Recent advances in cryo-EM technology have enabled several studies that have shed light on how CSN interacts with different CRL complexes. Despite limited resolution, single particle analysis of CSN bound to neddylated CUL1-RBX1 in complexes with SKP1-SKP2-CKS1 and monomeric SKP1-FBXW7 offered the first glimpse of the CSN-CRL interaction (Enchev et al. 2012). In the structural models derived from the EM density maps, CSN2 appears to make major contacts with CUL1-CTD, whereas the distal end of the two F-box proteins is located close to CSN1 and CSN3. Structural modeling and biochemical analysis indicated that CSN competes with both substrates and E2 for binding the E3 platform, thereby raising the possibility that substrate-loaded CRL1 might protect neddylated CUL1 by preventing CSN from accessing the E3. This notion was subsequently supported by the cryo-EM structure of CSN bound to the neddylated CUL4A-RBX1-DDB1-DDB2 complex (Fig. 2.4h) (Cavadini et al. 2016).

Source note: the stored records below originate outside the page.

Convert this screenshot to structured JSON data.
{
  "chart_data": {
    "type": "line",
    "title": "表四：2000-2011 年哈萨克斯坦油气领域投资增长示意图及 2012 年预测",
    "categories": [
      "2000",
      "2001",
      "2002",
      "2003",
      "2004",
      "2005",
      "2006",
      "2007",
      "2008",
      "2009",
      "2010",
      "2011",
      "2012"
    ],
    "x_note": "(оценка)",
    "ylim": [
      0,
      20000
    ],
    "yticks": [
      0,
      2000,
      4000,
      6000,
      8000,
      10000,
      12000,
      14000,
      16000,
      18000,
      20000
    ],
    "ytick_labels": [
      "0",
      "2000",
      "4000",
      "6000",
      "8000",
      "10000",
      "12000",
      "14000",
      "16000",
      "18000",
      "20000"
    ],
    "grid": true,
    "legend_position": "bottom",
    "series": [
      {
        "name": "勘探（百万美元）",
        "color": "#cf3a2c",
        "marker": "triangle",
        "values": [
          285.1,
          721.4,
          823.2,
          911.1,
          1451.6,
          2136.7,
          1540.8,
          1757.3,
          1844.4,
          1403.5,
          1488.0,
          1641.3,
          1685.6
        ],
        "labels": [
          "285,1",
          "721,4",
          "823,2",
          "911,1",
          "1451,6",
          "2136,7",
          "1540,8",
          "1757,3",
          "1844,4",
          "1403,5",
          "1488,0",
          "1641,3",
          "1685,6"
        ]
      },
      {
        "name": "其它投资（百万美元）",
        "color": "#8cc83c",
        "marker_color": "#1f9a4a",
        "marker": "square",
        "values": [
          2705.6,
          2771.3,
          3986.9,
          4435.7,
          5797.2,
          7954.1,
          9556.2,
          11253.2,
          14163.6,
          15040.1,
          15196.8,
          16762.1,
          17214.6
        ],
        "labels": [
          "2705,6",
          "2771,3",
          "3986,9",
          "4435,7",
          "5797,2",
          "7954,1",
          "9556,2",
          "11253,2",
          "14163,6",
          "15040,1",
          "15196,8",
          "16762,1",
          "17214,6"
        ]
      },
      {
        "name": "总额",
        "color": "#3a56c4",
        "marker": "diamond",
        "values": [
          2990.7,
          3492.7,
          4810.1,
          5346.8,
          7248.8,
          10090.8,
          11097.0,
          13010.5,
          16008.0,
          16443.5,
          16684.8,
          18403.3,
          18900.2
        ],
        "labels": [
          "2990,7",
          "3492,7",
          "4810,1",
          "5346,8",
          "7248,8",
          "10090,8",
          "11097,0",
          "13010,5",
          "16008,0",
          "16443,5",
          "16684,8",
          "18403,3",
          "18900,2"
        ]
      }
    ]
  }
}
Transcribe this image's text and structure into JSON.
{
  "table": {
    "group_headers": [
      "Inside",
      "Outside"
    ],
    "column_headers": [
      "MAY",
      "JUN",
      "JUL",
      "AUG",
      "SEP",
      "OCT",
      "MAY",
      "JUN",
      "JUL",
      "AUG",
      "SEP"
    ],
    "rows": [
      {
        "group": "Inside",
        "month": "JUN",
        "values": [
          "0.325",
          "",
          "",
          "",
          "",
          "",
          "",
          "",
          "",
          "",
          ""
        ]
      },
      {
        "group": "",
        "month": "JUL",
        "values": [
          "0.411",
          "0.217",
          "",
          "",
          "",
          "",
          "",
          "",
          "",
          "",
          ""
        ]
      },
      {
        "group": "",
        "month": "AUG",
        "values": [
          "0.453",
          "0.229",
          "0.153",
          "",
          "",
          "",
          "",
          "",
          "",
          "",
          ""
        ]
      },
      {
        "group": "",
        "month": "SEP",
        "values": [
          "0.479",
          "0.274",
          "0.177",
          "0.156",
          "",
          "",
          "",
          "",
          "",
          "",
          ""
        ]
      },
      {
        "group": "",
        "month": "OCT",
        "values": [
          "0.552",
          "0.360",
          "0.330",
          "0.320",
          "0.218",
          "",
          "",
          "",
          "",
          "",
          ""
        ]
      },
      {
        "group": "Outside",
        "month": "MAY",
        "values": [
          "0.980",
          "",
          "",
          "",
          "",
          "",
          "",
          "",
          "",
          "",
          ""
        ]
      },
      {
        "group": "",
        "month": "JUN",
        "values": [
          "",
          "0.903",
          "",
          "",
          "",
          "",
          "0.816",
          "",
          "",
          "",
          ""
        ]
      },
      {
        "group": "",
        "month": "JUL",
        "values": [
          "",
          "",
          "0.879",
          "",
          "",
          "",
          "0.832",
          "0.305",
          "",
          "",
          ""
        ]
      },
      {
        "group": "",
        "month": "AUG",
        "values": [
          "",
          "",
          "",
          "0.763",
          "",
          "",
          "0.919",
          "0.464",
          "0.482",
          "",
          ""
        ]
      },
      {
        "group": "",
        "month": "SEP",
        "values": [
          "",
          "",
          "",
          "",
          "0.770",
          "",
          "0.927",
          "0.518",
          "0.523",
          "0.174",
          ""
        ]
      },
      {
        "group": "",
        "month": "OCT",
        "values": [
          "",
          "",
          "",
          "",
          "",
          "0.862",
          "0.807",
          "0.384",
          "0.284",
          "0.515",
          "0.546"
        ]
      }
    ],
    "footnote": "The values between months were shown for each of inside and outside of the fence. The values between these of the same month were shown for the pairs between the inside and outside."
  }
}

In this super-assembly, CSN2 not only interacts with CUL4A-CTD but also sandwiches RBX1 RING domain together with CSN4, thereby preventing the E3 scaffold from recruiting an E2 molecule. While CSN1 makes specific interactions with DDB1, DDB2 is snugly situated in between DDB1 and the CSN helical bundle. In comparison with the CSN holoenzyme structure, the CSN helical bundle is repositioned to accommodate the CUL4A-DDB1 substrate receptor. Interestingly, despite its topological flexibility, the CSN helical bundle cannot accommodate additional cellular factors that interact with DDB2, corroborating the idea that substrate binding to CRL4 will introduce steric hindrance for CSN binding. Nevertheless, question remains as to whether CSN has the ability to differentiate variations of CRL-substrate receptor in size and shape from the binding of a small degron as part of a flexible substrate polypeptide.

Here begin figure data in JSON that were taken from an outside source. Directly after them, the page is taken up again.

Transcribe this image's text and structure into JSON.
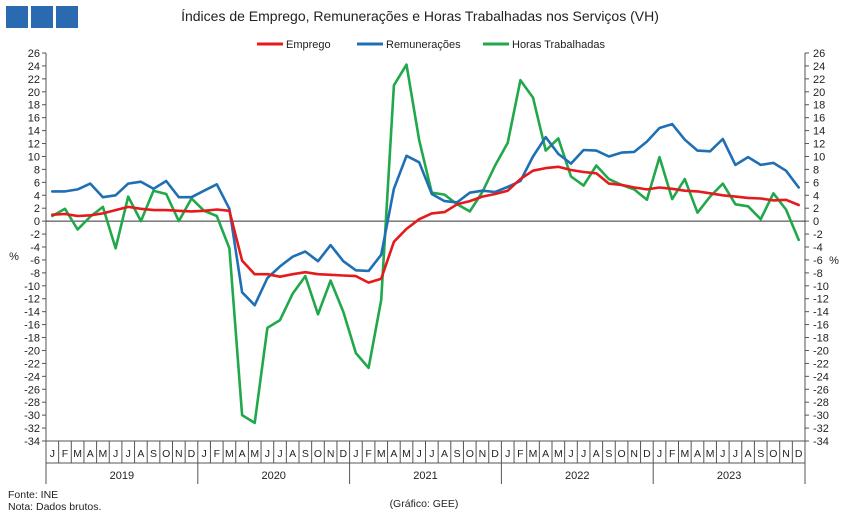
{
  "colors": {
    "logo": "#2a6ab1",
    "emprego": "#e41a1c",
    "remuneracoes": "#1f6fb5",
    "horas": "#21a84a"
  },
  "chart_data": {
    "type": "line",
    "title": "Índices de Emprego, Remunerações e Horas Trabalhadas nos Serviços (VH)",
    "ylabel_left": "%",
    "ylabel_right": "%",
    "ylim": [
      -34,
      26
    ],
    "yticks": [
      26,
      24,
      22,
      20,
      18,
      16,
      14,
      12,
      10,
      8,
      6,
      4,
      2,
      0,
      -2,
      -4,
      -6,
      -8,
      -10,
      -12,
      -14,
      -16,
      -18,
      -20,
      -22,
      -24,
      -26,
      -28,
      -30,
      -32,
      -34
    ],
    "grid": false,
    "legend_position": "top",
    "months": [
      "J",
      "F",
      "M",
      "A",
      "M",
      "J",
      "J",
      "A",
      "S",
      "O",
      "N",
      "D",
      "J",
      "F",
      "M",
      "A",
      "M",
      "J",
      "J",
      "A",
      "S",
      "O",
      "N",
      "D",
      "J",
      "F",
      "M",
      "A",
      "M",
      "J",
      "J",
      "A",
      "S",
      "O",
      "N",
      "D",
      "J",
      "F",
      "M",
      "A",
      "M",
      "J",
      "J",
      "A",
      "S",
      "O",
      "N",
      "D",
      "J",
      "F",
      "M",
      "A",
      "M",
      "J",
      "J",
      "A",
      "S",
      "O",
      "N",
      "D"
    ],
    "years": [
      "2019",
      "2020",
      "2021",
      "2022",
      "2023"
    ],
    "series": [
      {
        "name": "Emprego",
        "color": "#e41a1c",
        "values": [
          1.0,
          1.1,
          0.8,
          0.9,
          1.2,
          1.7,
          2.2,
          1.9,
          1.7,
          1.7,
          1.6,
          1.5,
          1.6,
          1.8,
          1.6,
          -6.1,
          -8.2,
          -8.2,
          -8.6,
          -8.2,
          -7.9,
          -8.2,
          -8.3,
          -8.4,
          -8.5,
          -9.5,
          -8.9,
          -3.2,
          -1.2,
          0.3,
          1.2,
          1.4,
          2.6,
          3.1,
          3.8,
          4.2,
          4.7,
          6.5,
          7.8,
          8.2,
          8.4,
          7.9,
          7.6,
          7.4,
          5.8,
          5.6,
          5.2,
          4.9,
          5.2,
          5.0,
          4.7,
          4.6,
          4.3,
          4.0,
          3.8,
          3.6,
          3.5,
          3.2,
          3.3,
          2.5
        ]
      },
      {
        "name": "Remunerações",
        "color": "#1f6fb5",
        "values": [
          4.6,
          4.6,
          4.9,
          5.8,
          3.7,
          4.0,
          5.8,
          6.1,
          5.0,
          6.2,
          3.7,
          3.7,
          4.7,
          5.7,
          1.9,
          -11.0,
          -13.0,
          -8.8,
          -7.0,
          -5.5,
          -4.7,
          -6.2,
          -3.7,
          -6.2,
          -7.6,
          -7.7,
          -5.2,
          5.0,
          10.1,
          9.1,
          4.2,
          3.1,
          2.9,
          4.4,
          4.7,
          4.5,
          5.3,
          6.2,
          10.0,
          13.0,
          10.4,
          8.9,
          11.0,
          10.9,
          10.0,
          10.6,
          10.7,
          12.3,
          14.4,
          15.0,
          12.6,
          10.9,
          10.8,
          12.7,
          8.7,
          9.9,
          8.7,
          9.0,
          7.8,
          5.2
        ]
      },
      {
        "name": "Horas Trabalhadas",
        "color": "#21a84a",
        "values": [
          0.8,
          1.9,
          -1.3,
          0.7,
          2.2,
          -4.2,
          3.8,
          0.0,
          4.7,
          4.2,
          0.0,
          3.5,
          1.6,
          0.8,
          -4.2,
          -30.0,
          -31.2,
          -16.5,
          -15.3,
          -11.2,
          -8.5,
          -14.4,
          -9.2,
          -14.0,
          -20.4,
          -22.7,
          -12.2,
          21.0,
          24.2,
          12.5,
          4.4,
          4.1,
          2.6,
          1.5,
          4.5,
          8.6,
          12.1,
          21.8,
          19.1,
          10.9,
          12.8,
          6.9,
          5.5,
          8.6,
          6.5,
          5.6,
          4.9,
          3.3,
          9.9,
          3.4,
          6.5,
          1.3,
          3.8,
          5.8,
          2.6,
          2.3,
          0.3,
          4.3,
          1.8,
          -2.9
        ]
      }
    ]
  },
  "footer": {
    "source": "Fonte: INE",
    "note": "Nota: Dados brutos.",
    "credit": "(Gráfico: GEE)"
  }
}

Upon binding to CRL4, CSN undergoes multiple conformational changes to not only adapt to the landscape of its substrate but also alleviate its autoinhibition. These changes include movements of the PCI domains of CSN2 and CSN4 for clamping down to CUL4A-CTD and RBX1 and the translocation of the CSN5-CSN6 dimer to approach NEDD8. Although CRL4 is significantly different from other CRLs, similar structural changes have also been observed in the EM structure of CSN in complex with neddylated CUL1 with SKP1-SKP2-CKS1 bound. Although biochemical analyses have helped identify several structural elements that relay these structural changes to the alleviation of CSN autoinhibition, the detailed structural mechanism underlying CSN5 activation requires structural analysis at a higher resolution (Cavadini et al. 2016; Mosadeghi et al. 2016).